The judge at first instance, Justice Gleeson, found that there was no evidence the “TRIDENT” trade mark had been used by Manassen under the control of Trident Foods. In considering the corporate relationship between Trident Foods and Manassen it was significant to Justice Gleeson that Trident Foods was a subsidiary of Manassen, rather than Trident Foods being the parent company. The fact that the companies had common directors was also not enough for Justice Gleeson.
Justice Gleeson nonetheless exercised her discretion under section 101(3) of the Act and refused to remove Trident Foods’ trade marks from the register, even though in her view the grounds for removal on the basis of non-use had been established.
Trident Seafoods appealed from this decision.
The appeal was dismissed.
The Full Court upheld the primary judge’s decision so far as she had exercised her discretion under section 101(3).

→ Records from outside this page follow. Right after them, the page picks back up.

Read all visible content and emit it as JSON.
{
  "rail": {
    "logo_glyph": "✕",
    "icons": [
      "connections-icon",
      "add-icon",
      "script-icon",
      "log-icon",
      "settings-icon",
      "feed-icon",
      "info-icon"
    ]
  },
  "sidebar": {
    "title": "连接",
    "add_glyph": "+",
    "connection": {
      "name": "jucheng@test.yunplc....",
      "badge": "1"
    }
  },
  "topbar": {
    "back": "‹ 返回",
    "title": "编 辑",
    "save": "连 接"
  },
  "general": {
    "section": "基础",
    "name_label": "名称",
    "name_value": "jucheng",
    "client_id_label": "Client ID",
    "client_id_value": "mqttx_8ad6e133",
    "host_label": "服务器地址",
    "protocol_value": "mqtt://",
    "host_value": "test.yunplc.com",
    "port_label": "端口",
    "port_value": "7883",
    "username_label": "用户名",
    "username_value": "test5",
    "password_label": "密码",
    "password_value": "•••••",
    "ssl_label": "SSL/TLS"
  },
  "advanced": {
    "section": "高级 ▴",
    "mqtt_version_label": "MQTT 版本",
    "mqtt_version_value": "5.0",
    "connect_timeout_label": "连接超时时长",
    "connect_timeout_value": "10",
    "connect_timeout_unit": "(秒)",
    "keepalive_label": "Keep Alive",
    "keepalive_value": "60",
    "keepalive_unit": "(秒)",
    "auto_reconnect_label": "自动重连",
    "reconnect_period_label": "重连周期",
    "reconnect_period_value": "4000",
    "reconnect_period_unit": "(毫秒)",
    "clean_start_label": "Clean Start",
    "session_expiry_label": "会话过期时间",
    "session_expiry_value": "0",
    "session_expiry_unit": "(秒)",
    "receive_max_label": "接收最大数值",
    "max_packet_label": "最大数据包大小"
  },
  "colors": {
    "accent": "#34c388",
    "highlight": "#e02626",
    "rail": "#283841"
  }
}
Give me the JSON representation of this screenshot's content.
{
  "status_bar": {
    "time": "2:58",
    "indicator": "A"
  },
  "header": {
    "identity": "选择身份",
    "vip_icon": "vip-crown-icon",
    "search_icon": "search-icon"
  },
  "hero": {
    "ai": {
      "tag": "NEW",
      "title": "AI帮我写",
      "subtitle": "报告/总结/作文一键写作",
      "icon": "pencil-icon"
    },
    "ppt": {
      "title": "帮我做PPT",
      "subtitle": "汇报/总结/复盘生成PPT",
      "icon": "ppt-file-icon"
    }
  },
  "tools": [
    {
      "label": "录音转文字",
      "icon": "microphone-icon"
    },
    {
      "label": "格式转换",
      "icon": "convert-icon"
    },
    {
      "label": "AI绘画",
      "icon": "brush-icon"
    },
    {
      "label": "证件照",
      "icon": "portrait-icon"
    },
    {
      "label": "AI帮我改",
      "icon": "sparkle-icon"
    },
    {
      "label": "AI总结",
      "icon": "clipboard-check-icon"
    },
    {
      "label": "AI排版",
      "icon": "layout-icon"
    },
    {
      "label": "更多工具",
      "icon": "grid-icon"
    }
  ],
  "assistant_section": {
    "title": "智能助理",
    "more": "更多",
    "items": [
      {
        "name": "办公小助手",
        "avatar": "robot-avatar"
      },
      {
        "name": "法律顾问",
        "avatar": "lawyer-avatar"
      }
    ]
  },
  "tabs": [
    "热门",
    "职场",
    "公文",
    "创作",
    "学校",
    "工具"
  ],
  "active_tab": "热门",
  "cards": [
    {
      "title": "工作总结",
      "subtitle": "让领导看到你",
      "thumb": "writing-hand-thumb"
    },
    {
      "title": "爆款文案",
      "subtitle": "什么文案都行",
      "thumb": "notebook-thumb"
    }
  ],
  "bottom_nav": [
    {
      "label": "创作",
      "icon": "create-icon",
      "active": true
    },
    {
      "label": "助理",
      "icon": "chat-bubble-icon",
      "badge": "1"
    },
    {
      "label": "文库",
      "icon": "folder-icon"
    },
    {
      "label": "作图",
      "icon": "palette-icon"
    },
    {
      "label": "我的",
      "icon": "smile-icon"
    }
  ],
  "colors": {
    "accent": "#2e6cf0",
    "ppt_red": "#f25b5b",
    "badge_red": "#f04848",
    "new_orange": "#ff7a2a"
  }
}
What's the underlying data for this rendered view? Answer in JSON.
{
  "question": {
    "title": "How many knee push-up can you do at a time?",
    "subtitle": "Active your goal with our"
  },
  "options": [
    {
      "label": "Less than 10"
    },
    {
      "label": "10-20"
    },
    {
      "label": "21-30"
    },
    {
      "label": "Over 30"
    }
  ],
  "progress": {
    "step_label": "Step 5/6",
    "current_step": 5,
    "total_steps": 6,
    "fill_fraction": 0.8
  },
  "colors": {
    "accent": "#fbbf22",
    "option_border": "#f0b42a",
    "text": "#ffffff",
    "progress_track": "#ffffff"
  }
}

The Full Court also revisited the question of whether Manassen was an authorised user of Trident Foods. The Court found that Manassen was an authorised user. Even though as a wholly owned subsidiary Trident Foods did not control Manassen, it did control Manassen’s use of the trade marks. It was significant to the Court that at all relevant times the two companies had the same directors, and that the two companies operated with a unity of purpose. According to the Court, unity of purpose is indicative of the existence of actual control. It was also relevant that the labels/packaging of the products sold by Manassen stated that the “TRIDENT” trade mark was owned by Trident Foods.
- Registered trade marks are vulnerable to removal on the basis of non-use if they are not used by the registered owner or an authorised user.
- Actual control is required to demonstrate authorised use.
- The Full Court of the Federal Court of Australia has recognised the existence of actual control of trade mark use within corporate groups where there is a commonality of directors and “unity of purpose”.
- Written trade mark licences aren’t essential to the establishment of actual control but appropriately drafted documents can greatly assist. Written licence agreements are also recommended to clearly set out the scope of the relevant company’s rights, obligations and liabilities.